The main things that characterize vamps are their thirst for blood, their incredible regenerative powers, and their resistance to aging, as well as their basic weaknesses such as extreme sensitivity to sunlight and garlic allergy. Hair and fingernails don’t regenerate or repair themselves – they grow out, and their quality is a reflection of the health of the body. I might expect a vampire that’s been locked in a coffin, unable to feed, to have grey or white hair and discolored nails until they’re able to feed and grow out new hair and nails. I might even expect a vampire that was older when they were turned to have their hair return to the way it would have been when they were younger: that the follicles regenerated and now grow youthful hair. Certainly, I wouldn’t expect an arthritic, senior human to become an arthritic, senior vampire for all eternity.

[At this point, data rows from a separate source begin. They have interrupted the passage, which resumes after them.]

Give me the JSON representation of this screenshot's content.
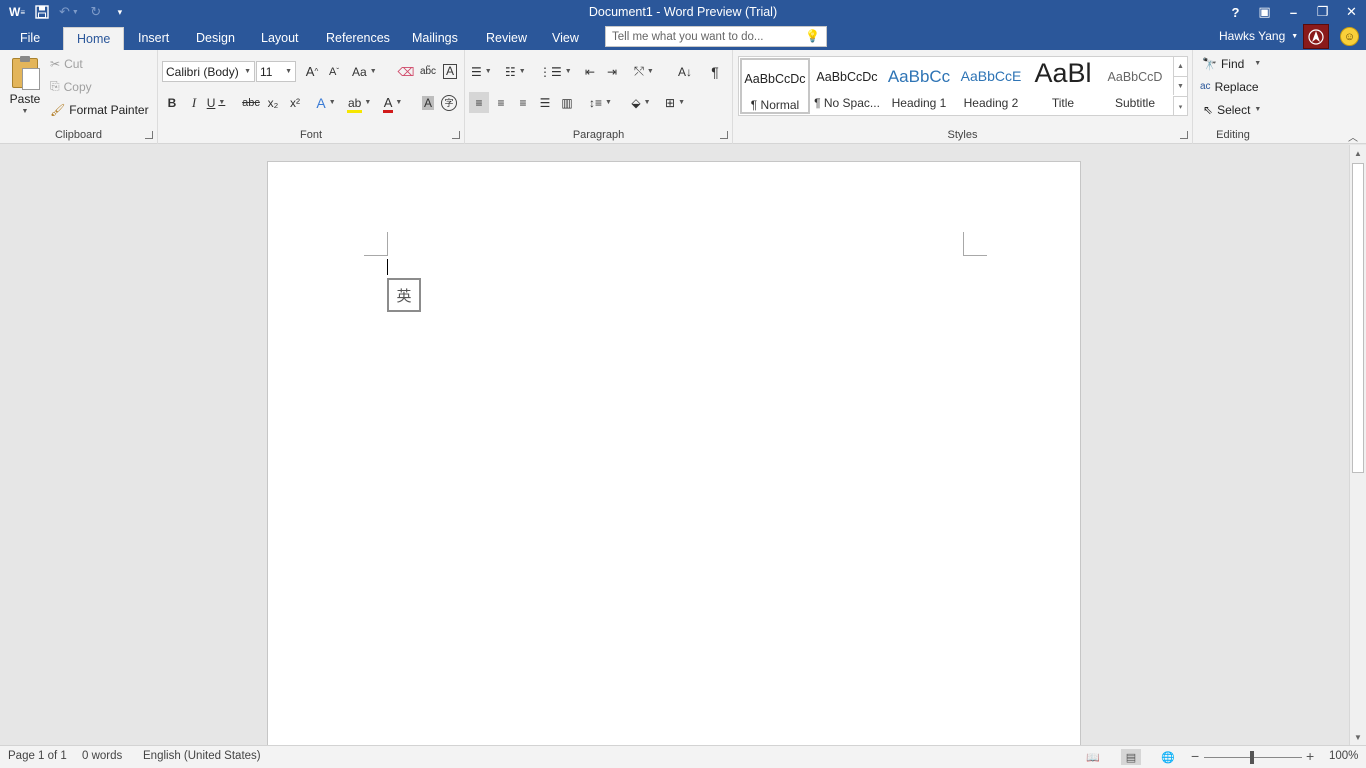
{
  "app": {
    "title": "Document1 - Word Preview (Trial)"
  },
  "qat": {
    "app_icon": "word-icon",
    "save_icon": "save-icon",
    "undo_icon": "undo-icon",
    "redo_icon": "redo-icon",
    "customize_icon": "customize-qat-icon"
  },
  "window_controls": {
    "help": "?",
    "ribbon_display": "▣",
    "minimize": "–",
    "restore": "❐",
    "close": "✕"
  },
  "tabs": [
    "File",
    "Home",
    "Insert",
    "Design",
    "Layout",
    "References",
    "Mailings",
    "Review",
    "View"
  ],
  "active_tab": "Home",
  "tell_me": {
    "placeholder": "Tell me what you want to do..."
  },
  "user": {
    "name": "Hawks Yang"
  },
  "clipboard": {
    "paste": "Paste",
    "cut": "Cut",
    "copy": "Copy",
    "format_painter": "Format Painter",
    "group_label": "Clipboard"
  },
  "font": {
    "family": "Calibri (Body)",
    "size": "11",
    "grow": "A",
    "shrink": "A",
    "change_case": "Aa",
    "bold": "B",
    "italic": "I",
    "underline": "U",
    "strikethrough": "abc",
    "subscript": "x₂",
    "superscript": "x²",
    "text_effects": "A",
    "highlight": "ab",
    "font_color": "A",
    "shading": "A",
    "enclose": "字",
    "group_label": "Font",
    "highlight_color": "#f6e600",
    "font_color_value": "#d11a1a"
  },
  "paragraph": {
    "group_label": "Paragraph",
    "show_marks": "¶"
  },
  "styles": {
    "group_label": "Styles",
    "items": [
      {
        "sample": "AaBbCcDc",
        "name": "¶ Normal"
      },
      {
        "sample": "AaBbCcDc",
        "name": "¶ No Spac..."
      },
      {
        "sample": "AaBbCc",
        "name": "Heading 1"
      },
      {
        "sample": "AaBbCcE",
        "name": "Heading 2"
      },
      {
        "sample": "AaBl",
        "name": "Title"
      },
      {
        "sample": "AaBbCcD",
        "name": "Subtitle"
      }
    ]
  },
  "editing": {
    "find": "Find",
    "replace": "Replace",
    "select": "Select",
    "group_label": "Editing"
  },
  "document": {
    "ime_indicator": "英"
  },
  "status": {
    "page": "Page 1 of 1",
    "words": "0 words",
    "language": "English (United States)",
    "zoom": "100%"
  },
  "colors": {
    "accent": "#2b579a",
    "ribbon_bg": "#f3f3f3",
    "workspace_bg": "#e6e6e6"
  }
}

In the True Blood universe, you can pull a vampire’s teeth and they will take ages to grow back (it was done in Season One as a punishment) – I suspect if you cut off a vampire’s arm, it might do the same thing and might take a similarly long period of time. Certainly a night’s nap in the dirt shouldn’t make a new arm magically appear, but since we don’t see a lot of 400 year old vampires with missing limbs we have to assume they somehow are able to repair even catastrophic damage. This is ‘growth’ of the same sort that produces hair. To me, it makes perfectly good sense that hair and nails grow in at a somewhat normal rate, that they can be cut, styled and colored the same way a human’s hair can be. Certainly True Blood vampires can do this, even if poor little Claudia in Interview was stuck with long spiral curls for all eternity.
Besides… When Eric walked into the cellar with foils in his hair, it was freakin’ hilarious!
It was indeed freakin’ hilarious. I wonder what percentage of their viewers recognized what that was.